1500’lü yıllar aynı zamanda keşiflerin de sürdüğü bir çağdır diğer bir yandan.  Örneğin Portekizli denizci Álvares Pedro Cabral Brezilya’yı keşfetmiştir. Osmanlı donanması komutanlarından Kemal Reis’in liderliğindeki Osmanlı filosu, İkinci Lepanto Deniz Savaşı’nda, Venediklileri yenmiştir.

Michelangelo, David heykeli üzerine çalışmak üzere, memleketi Floransa’ya gitmişti. 1501’de, 1736 yılına kadar İran’ı yönetecek olan Safevî hanedanı, İslam’ın Şii kolunu benimsediği yıldır.

1503’ün 14 ya da 21 Aralığında ünlü Nostradamus doğmuştur. Aynı yıl Leonardo da Vinci, dört yılda tamamladığı Mona Lisa adlı tablosuna başlamıştır.

1504 yılının büyük kuraklığı İspanya’nın genelinde büyük bir açlığa yol açmıştır.

1506, Lizbon’da çıkan bir isyanda, en az iki bin Marrano Yahudisi katledilmiştir. 1506’da dünyanın en büyük gezgin ve kâşiflerinden İspanyol Kristopher Colombus, Valladolisd şehrinde öldü.

1514’de, Yavuz, Çaldıran zaferiyle 40 bin Aleviyi katleden bir savaşın muzafferi olarak tarihe geçti. Kızılırmak, o gün bugündür kendinden utanarak akmaktadır. Oysa Çaldıran’a kadar, Kızılırmak bir duru ırmaktı. Yavuz’dan sonra kanlanıp kızıl akarak bu adı aldı.

Kanuni ile fetihler ve seferler dönemi başlamıştır. 1522’den 1566’daki Zigetvar Kuşatmasında hayatını kaybedinceye kadar, Balkanlar’dan Afrika’ya ve Arap Yarımadası’na seferler düzenlenmiştir. Yani Anadolu’ya herhangi bir, günümüz diliyle söylersek, bir yatırım söz konusu olmamıştır.

1560’larda Pir Sultan ellili yaşların kapı eşinde, ününü şiirleriyle duyurmuş, başkaldırısıyla halkın ve toplumun önünde yürüyen bir lider kimliğindedir. Pir Sultan, insanın insana kulluğuna boyun eğen bir yaratılışa sahip olmamıştır.  Onun, Osmanlı Sarayı’na ve düzenine karşı oluşu ve halkını savunan biri saymadan, kişiliğine ve şiirlerine bir anlam yüklemek olanaksız. Çünkü kişiliği şiirlerine sindiği gibi, şiirleri de onun kişiliğini, devrimci kimliğinin bir dışlaşması, anlatımı olarak çıkar karşımıza.

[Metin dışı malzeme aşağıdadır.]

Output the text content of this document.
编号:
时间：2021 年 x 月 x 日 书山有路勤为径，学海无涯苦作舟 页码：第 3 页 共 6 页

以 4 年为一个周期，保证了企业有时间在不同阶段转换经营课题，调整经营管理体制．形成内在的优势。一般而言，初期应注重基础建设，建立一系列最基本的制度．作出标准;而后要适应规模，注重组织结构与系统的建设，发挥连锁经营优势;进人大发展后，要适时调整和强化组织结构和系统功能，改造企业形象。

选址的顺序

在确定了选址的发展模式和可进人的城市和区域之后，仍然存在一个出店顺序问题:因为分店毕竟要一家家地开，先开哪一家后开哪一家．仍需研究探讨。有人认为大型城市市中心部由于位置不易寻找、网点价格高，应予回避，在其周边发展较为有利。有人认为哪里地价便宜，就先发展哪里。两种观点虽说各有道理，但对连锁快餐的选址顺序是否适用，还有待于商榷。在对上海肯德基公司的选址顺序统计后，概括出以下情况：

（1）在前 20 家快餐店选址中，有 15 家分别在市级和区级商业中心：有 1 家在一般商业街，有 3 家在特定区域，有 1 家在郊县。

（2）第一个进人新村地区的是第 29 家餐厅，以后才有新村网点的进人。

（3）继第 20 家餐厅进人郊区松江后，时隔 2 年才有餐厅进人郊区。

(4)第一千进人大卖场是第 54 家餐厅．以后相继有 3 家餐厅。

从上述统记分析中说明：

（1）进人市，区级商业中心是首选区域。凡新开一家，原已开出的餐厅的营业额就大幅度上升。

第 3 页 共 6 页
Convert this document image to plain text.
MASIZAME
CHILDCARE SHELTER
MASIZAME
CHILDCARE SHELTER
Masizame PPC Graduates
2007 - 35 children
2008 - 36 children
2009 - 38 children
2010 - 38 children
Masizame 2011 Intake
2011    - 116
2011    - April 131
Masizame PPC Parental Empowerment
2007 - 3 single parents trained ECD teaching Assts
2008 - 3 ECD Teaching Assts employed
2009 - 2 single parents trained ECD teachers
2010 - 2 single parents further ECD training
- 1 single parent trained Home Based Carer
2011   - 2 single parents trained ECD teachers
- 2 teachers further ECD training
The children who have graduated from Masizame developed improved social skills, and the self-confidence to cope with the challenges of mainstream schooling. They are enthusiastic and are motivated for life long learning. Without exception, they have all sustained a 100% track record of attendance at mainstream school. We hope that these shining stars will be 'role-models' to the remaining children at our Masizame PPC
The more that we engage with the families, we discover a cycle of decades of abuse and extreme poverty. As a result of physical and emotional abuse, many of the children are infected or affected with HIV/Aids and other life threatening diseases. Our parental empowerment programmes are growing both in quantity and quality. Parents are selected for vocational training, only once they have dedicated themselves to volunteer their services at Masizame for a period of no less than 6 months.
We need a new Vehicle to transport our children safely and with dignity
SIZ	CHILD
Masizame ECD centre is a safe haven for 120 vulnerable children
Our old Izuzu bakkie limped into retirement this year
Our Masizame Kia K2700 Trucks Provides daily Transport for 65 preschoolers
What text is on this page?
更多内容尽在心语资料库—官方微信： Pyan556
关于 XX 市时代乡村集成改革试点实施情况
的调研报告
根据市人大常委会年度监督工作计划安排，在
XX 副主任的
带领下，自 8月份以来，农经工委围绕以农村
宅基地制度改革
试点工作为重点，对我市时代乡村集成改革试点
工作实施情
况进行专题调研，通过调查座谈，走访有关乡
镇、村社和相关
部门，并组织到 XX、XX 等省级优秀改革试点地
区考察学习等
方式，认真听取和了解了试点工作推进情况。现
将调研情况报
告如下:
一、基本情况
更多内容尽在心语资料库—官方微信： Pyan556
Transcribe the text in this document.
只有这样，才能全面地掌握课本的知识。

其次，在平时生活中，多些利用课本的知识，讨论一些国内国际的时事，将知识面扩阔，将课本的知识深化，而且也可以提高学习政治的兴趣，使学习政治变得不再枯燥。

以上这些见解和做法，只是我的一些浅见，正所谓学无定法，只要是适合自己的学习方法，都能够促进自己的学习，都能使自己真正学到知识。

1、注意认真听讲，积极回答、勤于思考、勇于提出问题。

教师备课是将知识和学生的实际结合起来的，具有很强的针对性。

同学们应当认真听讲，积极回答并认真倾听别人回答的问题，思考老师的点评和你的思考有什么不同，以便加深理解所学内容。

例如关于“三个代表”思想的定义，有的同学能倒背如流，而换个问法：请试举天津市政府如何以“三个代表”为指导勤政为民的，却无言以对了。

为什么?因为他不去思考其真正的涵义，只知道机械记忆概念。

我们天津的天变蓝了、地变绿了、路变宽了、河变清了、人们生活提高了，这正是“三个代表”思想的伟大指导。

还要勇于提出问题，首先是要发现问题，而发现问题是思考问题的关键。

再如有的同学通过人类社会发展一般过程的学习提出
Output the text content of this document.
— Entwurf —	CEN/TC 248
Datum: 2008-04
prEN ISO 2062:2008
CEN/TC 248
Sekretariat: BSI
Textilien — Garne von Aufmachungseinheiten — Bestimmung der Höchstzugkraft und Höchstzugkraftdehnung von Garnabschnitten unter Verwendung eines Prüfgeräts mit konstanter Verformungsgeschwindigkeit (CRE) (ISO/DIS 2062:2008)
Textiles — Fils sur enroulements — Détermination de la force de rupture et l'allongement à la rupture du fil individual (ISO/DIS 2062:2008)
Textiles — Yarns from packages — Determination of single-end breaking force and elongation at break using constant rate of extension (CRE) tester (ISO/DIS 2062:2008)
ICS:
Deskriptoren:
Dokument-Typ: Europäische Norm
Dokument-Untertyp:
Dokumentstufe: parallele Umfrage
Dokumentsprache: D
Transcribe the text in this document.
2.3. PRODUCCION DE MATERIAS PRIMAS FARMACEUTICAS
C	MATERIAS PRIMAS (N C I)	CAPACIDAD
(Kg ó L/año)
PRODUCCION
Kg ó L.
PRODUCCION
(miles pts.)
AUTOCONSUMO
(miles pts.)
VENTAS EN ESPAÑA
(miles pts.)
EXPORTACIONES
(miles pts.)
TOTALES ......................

Pir Sultan bir simgedir. Neyin simgesi? Halktan kopmuş bir saraya ve zulüm yönetimine direncin simgesidir. Bu açıdan baktığımızda, düzen yanlısı olmayarak, halkın yanında yer alarak, büyük bir suç işlemiştir aslında.

Osmanlı Sarayı’nın, “Yedi Düveli” yenip dize getiren Osmanlı, bir kıytırık adam Pir Sultan’ı mı susturamayacaktı?

Ne ki, durum hiç de sanıldığı gibi değildir. Halkın, sesi, düşüncesi, isyanı olmuş bir Pir Sultan, saray için, zulüm yönetimi için büyük bir tehlikeydi. “Ve gereken yapıla!” denilip, halkın gözü önünde darağacına çekilmiştir.

Ne ki, sabah baktıklarında, ipin ucunda Pir Sultan’ın urbası sallanmaktadır, efil efil esen rüzgârda.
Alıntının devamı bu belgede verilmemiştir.